VAST’s approach is more structural. By eliminating boundaries between nodes, between protocols, and increasingly between storage and execution, it removes the need for coordination in the first place.

Which is why you’ll regularly hear VAST’s founders talk about the company as an architectural outlier, challenging assumptions that have defined data infrastructure for decades.

The Road Ahead

The question is not whether these ideas are technically viable - VAST’s valuation this month reached $30 billion - but whether they represent a new default.

If shared-everything architectures can deliver consistent performance without the operational complexity of partitioned systems, and if unified data models can replace protocol-specific silos, the implications are significant. Entire categories of infrastructure, including data movement tools, integration layers, and even aspects of orchestration, could become redundant.

At the same time, the model raises new challenges. Global visibility requires rigorous control. Unified systems must accommodate diverse workloads without reintroducing fragmentation.
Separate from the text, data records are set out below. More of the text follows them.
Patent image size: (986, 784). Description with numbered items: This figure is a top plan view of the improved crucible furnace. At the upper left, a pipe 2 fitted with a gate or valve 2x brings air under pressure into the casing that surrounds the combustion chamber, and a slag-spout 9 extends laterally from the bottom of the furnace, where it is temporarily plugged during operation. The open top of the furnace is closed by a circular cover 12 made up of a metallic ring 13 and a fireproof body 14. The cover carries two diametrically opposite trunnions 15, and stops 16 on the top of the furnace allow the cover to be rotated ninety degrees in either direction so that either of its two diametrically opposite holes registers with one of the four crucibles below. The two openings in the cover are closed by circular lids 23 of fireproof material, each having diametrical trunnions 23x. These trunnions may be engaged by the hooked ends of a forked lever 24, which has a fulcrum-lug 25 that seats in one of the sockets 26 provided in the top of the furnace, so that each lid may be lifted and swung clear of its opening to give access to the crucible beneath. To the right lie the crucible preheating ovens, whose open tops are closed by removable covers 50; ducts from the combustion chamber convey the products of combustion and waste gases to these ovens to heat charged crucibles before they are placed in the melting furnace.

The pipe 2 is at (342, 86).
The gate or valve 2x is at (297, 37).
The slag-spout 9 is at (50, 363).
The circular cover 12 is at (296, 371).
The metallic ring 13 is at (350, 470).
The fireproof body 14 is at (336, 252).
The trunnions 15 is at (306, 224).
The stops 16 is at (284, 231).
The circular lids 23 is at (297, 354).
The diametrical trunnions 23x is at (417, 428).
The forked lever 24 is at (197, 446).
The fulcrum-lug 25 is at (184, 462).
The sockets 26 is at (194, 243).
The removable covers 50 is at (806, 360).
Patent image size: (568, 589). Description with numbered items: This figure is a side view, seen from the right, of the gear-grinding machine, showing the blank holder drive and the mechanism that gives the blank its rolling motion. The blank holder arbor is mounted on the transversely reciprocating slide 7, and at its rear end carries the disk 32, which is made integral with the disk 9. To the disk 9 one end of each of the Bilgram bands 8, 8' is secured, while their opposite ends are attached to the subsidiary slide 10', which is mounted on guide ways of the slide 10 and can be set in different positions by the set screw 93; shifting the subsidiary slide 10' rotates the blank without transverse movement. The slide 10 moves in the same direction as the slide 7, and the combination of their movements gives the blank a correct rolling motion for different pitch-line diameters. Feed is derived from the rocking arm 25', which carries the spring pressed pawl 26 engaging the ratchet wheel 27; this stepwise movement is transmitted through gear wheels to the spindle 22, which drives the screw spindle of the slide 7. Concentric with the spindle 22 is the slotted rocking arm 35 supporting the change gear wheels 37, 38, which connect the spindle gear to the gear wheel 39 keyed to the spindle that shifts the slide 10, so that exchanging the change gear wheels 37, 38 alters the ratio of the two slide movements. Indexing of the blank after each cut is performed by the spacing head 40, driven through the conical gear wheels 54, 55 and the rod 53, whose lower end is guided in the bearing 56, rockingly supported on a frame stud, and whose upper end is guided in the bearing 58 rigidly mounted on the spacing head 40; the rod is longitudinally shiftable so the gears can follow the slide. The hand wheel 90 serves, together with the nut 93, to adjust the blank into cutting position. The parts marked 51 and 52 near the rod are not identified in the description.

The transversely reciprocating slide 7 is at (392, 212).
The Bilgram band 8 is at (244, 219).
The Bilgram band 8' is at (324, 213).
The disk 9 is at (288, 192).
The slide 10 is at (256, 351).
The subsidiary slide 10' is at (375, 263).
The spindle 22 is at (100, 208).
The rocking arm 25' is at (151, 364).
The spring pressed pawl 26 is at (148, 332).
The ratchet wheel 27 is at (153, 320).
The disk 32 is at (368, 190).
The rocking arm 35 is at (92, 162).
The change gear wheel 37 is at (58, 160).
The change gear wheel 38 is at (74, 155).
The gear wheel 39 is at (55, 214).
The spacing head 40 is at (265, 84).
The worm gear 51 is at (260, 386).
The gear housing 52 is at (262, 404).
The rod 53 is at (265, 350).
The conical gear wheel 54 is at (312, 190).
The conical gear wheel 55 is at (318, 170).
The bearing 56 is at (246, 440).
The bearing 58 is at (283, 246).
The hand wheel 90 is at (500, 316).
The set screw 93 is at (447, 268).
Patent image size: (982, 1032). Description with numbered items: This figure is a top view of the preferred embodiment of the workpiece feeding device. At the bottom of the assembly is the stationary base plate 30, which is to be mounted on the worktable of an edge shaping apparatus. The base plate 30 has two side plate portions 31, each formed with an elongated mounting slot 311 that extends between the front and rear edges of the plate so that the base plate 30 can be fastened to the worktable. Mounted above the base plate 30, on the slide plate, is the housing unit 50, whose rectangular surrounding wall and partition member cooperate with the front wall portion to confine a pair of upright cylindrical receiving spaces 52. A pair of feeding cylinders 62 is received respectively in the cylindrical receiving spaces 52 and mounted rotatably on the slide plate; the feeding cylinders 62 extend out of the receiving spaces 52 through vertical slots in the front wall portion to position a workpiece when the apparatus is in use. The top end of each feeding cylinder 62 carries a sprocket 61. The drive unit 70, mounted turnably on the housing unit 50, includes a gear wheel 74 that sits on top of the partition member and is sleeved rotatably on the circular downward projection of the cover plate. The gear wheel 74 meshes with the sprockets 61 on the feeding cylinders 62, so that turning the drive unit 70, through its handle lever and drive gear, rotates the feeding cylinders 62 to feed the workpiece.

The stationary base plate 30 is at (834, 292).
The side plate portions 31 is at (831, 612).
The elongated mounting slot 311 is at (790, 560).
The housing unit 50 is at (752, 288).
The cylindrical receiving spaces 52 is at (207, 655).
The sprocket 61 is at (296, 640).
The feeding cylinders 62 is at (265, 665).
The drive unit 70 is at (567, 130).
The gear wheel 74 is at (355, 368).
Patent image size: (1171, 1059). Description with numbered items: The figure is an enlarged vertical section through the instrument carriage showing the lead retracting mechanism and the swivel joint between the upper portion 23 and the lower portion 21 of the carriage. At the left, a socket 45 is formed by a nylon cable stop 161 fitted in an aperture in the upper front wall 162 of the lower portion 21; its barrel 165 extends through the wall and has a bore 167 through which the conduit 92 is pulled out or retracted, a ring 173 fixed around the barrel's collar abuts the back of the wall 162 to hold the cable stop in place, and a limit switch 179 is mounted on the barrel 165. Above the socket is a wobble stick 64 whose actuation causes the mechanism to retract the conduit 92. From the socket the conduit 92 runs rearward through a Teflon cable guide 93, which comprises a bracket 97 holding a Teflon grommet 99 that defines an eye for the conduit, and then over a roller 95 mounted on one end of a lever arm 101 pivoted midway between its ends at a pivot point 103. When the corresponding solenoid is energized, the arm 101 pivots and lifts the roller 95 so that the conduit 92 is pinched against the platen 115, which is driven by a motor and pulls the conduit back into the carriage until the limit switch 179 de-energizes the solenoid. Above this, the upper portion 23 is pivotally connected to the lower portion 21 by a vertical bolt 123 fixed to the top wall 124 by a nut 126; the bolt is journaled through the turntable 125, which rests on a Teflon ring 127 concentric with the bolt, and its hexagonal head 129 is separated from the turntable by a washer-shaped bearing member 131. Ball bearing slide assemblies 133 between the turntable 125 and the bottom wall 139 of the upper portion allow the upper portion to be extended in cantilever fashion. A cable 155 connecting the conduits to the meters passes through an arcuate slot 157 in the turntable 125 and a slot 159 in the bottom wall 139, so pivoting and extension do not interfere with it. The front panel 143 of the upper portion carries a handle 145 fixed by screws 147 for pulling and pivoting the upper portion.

And organizations must adapt to a paradigm where infrastructure is no longer assembled from discrete components, but delivered as an integrated whole.

What is clear is that the center of gravity has shifted. The defining question is no longer how to scale individual parts of the system, but how to design a system where those parts no longer need to be separate.

In that sense, the most important innovation in AI infrastructure may not be a new capability, but the removal of boundaries that once made those capabilities necessary.